I think I learned something important about the way I make through finishing this quilt.
I've always hand-quilted my quilts. I started machine quilting when I started making my drawstring quilts, when demand and efficiency called for a faster method. I planned with this quilt to use my machine as well. It would be my first machine-quilted big quilt. Then I would be a real quilter.
I started but I didn't enjoy it. I felt like I was fighting with my machine, constantly tugging and rolling and squashing through that small gap under the machine arm. My machine's not really built for it. And you know what? I don't think I am either. Not at the moment anyway. I didn't like the way the stitches sat in the quilt, unlike hand-stitches. I unpicked the machine stitching, made myself comfy on the couch and started rocking my needle, up and down and up and down.
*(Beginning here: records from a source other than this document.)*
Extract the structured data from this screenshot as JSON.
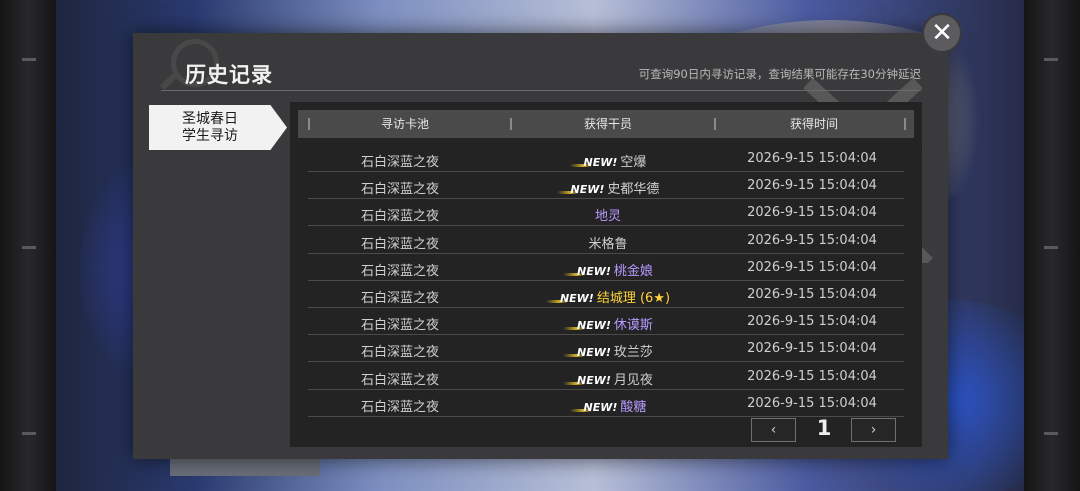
{
  "dialog": {
    "title": "历史记录",
    "notice": "可查询90日内寻访记录，查询结果可能存在30分钟延迟"
  },
  "pool_tab": {
    "line1": "圣城春日",
    "line2": "学生寻访"
  },
  "table": {
    "headers": [
      "寻访卡池",
      "获得干员",
      "获得时间"
    ],
    "rows": [
      {
        "pool": "石白深蓝之夜",
        "new": "NEW!",
        "operator": "空爆",
        "rarity": "gray",
        "time": "2026-9-15 15:04:04"
      },
      {
        "pool": "石白深蓝之夜",
        "new": "NEW!",
        "operator": "史都华德",
        "rarity": "gray",
        "time": "2026-9-15 15:04:04"
      },
      {
        "pool": "石白深蓝之夜",
        "new": "",
        "operator": "地灵",
        "rarity": "purple",
        "time": "2026-9-15 15:04:04"
      },
      {
        "pool": "石白深蓝之夜",
        "new": "",
        "operator": "米格鲁",
        "rarity": "gray",
        "time": "2026-9-15 15:04:04"
      },
      {
        "pool": "石白深蓝之夜",
        "new": "NEW!",
        "operator": "桃金娘",
        "rarity": "purple",
        "time": "2026-9-15 15:04:04"
      },
      {
        "pool": "石白深蓝之夜",
        "new": "NEW!",
        "operator": "结城理 (6★)",
        "rarity": "gold",
        "time": "2026-9-15 15:04:04"
      },
      {
        "pool": "石白深蓝之夜",
        "new": "NEW!",
        "operator": "休谟斯",
        "rarity": "purple",
        "time": "2026-9-15 15:04:04"
      },
      {
        "pool": "石白深蓝之夜",
        "new": "NEW!",
        "operator": "玫兰莎",
        "rarity": "gray",
        "time": "2026-9-15 15:04:04"
      },
      {
        "pool": "石白深蓝之夜",
        "new": "NEW!",
        "operator": "月见夜",
        "rarity": "gray",
        "time": "2026-9-15 15:04:04"
      },
      {
        "pool": "石白深蓝之夜",
        "new": "NEW!",
        "operator": "酸糖",
        "rarity": "purple",
        "time": "2026-9-15 15:04:04"
      }
    ]
  },
  "pagination": {
    "prev": "‹",
    "next": "›",
    "page": "1"
  },
  "close": "✕",
  "colors": {
    "purple": "#b89aff",
    "gold": "#ffd23a",
    "gray": "#cfcfcf"
  }
}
It's nice to do something because you like it, not because you don't think you can do it any other way. And quilting is much more fun with wine and a movie, rather than a sore neck. I feel like I'm just starting to give myself freedoms to make things that I want, the way I want, to give myself creative authority, if you like. I'm going to keep hand-stitching my quilts, for now at least. It's much more me.
What about you? Do you always follow the rules when you make? Do you feel like you can make or do something the way you like it rather than the way you should? Do you still feel like a novice, even when you've been doing something for a while?